Best to avoid UAE for a while. Fortunately, you can see pictures of their special building online, and probably could even see it from outside the country, since its viewable from 60 miles away.
chant/prayer/mantra: For the sake of the planet, may justice align with compassion and reason.
pax hominibus,
agape to all,
joel
Thursday, February 7, 2008
Awesome Article with Information I've Wanted to See for Quite Sometime
chant/prayer/mantra: For the Earth, our home, may we live always in such as way as to bless it.
pax hominibus,
agape to all,
joel
Labels: environment, politics
Tuesday, February 5, 2008
Desalinization, Media-Links Update
Also, during a read of the first chapter, I'm noting that if it takes ~7000kWh/AF (acre-feet*) of energy to desalinate sea water, that means if 7,500 AF/yr is about 7.16 million gallons/day, another approximation yields 1AF/yr ~~ 1000 gallons/day. This means that to make 1000 gallons per day would take 7000kWh. To make 1 gallon per day would take 7kWh, or the equivalent of 70 100 watt lightbulbs going for an hour. That's not as good as I'd hoped. I'm wondering if my figures are correct. This blurb from the article pretty much affirms my estimates:
For example, an estimated 50 million kWh/yr would be required for full-time operation of the City of Santa Barbara's desalination plant to produce 7,500 AF/yr of water. In contrast, the energy needed to pump 7,500 AF/yr of water from the Colorado River Aqueduct or the State Water Project to the Metropolitan Water District (MWD) of Southern California is 15 to 26 million kWh/yr. These energy requirements may be compared to the energy use of a small- to medium-sized industrial facility (such as a large refinery, small steel mill, or large computer center) which uses 75,000 to 100,000 kWh/yr.In any case, since lots of the places where desalinization could happen are on the ocean coastlines, and many have volcanos and hotsprings, the power for these operations could come from harnessing the tides, and from geothermal....
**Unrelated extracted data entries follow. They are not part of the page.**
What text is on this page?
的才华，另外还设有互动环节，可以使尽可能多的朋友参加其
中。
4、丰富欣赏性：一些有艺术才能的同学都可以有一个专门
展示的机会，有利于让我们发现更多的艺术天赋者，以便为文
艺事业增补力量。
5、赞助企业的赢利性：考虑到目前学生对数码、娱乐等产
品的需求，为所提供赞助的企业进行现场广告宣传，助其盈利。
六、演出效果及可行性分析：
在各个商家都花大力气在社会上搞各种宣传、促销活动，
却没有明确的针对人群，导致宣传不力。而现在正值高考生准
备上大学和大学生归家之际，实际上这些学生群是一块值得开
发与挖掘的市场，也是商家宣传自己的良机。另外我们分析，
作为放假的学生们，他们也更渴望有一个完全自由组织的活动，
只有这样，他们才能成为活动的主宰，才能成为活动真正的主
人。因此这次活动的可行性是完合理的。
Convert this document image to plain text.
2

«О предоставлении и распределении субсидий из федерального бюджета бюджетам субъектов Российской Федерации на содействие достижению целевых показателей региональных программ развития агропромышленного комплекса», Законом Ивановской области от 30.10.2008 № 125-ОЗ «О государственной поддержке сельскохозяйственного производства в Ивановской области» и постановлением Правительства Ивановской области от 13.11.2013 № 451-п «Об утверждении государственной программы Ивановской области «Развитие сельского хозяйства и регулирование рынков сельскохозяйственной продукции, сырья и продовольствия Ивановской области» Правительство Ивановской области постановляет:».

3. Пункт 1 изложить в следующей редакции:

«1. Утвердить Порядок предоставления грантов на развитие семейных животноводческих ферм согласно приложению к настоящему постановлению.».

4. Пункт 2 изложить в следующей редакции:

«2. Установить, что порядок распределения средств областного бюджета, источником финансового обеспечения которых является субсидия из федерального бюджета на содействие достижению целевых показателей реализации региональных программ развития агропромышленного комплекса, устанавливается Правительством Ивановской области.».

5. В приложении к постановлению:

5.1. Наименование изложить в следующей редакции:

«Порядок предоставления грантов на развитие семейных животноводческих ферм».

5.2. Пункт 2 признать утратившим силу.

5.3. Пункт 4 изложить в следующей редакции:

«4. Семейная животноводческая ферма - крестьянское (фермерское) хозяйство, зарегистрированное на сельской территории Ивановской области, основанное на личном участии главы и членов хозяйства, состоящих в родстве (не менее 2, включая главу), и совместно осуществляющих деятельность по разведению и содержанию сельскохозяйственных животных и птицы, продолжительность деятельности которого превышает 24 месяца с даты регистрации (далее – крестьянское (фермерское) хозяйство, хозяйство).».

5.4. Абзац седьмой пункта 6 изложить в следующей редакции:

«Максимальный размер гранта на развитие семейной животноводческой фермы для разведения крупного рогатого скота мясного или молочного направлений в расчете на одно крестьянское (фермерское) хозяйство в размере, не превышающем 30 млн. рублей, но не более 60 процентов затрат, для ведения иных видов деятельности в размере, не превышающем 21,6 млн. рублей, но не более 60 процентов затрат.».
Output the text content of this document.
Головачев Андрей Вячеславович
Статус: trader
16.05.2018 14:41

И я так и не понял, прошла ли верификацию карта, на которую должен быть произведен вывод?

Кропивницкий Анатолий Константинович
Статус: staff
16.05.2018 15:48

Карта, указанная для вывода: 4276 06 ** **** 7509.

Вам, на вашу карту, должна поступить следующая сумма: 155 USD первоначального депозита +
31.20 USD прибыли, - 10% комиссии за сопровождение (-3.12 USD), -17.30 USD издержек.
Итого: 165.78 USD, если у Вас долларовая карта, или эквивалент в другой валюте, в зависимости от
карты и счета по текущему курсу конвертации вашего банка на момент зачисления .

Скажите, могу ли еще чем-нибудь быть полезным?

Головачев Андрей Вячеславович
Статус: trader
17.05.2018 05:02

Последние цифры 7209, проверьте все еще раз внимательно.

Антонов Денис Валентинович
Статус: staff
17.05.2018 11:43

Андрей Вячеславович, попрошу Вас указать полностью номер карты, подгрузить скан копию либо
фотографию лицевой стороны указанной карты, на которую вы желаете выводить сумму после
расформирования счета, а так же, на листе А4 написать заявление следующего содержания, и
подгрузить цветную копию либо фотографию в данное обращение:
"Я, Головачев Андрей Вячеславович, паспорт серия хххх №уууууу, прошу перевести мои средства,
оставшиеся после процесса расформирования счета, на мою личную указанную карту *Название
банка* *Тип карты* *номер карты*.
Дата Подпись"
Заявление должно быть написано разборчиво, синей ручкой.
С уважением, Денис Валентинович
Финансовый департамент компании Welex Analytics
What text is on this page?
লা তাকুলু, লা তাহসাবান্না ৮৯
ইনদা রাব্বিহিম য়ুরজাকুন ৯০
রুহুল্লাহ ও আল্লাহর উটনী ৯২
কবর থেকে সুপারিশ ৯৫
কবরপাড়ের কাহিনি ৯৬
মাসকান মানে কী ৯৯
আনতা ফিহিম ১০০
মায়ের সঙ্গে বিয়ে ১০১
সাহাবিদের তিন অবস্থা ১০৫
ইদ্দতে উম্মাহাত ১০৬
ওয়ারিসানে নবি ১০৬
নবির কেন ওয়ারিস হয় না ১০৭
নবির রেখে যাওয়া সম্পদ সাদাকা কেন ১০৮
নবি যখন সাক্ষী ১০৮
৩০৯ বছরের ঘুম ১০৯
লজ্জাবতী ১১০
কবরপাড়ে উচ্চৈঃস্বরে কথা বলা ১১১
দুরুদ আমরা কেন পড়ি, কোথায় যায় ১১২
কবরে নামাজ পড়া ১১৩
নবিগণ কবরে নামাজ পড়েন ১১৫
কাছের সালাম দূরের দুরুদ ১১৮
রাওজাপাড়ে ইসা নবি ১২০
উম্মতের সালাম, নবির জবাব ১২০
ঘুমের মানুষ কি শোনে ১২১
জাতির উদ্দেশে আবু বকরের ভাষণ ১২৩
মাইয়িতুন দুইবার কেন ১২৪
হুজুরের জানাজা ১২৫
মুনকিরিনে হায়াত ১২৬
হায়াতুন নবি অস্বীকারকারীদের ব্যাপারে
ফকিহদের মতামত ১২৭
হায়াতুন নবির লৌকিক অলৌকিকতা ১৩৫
*Also after more research on acronymfinder and comparing measures, 1 acre-foot is approximately 325,000 gallons of water, and that's why one acre-foot/year is close to 1000 gallons/day.
Also, I updated my mediareformlinks blog the other day with some good info. Check it if you want to have some good talking points on why media reform is important, or if you want to find out which major corporations own which of the mass media vehicles.
pax hominibus,
agape to all,
joel
Labels: desalinization, media
Burj Dubai - The New Tallest Building
The estimated cost of the building is supposedly less than $2 billion USD. Consider me amazed.
Kinda like the tower of babel maybe. Lots of concrete. Lots of hubris. When people are still starving around the world, why the taller and taller buildings, and the bigger and bigger boats?
Its interesting that such a large building would be getting built in the Persian Gulf.
Also of interest is that for far more than that price, the United States purchases airplanes for their military. In fact, the price of one single Stealth Bomber B-2 Spirit apparently runs at the same price as the world's largest building to be. That's a question of priorities, I suppose.
Truly staggering.
lyrics: Something by Dim Stars. Oops, now "Train kept a rolling all night long" by Dread Zeppelin.
colors: stealth-colored.
mood: shocked and awed.
chant/prayer/mantra: Bring it on home.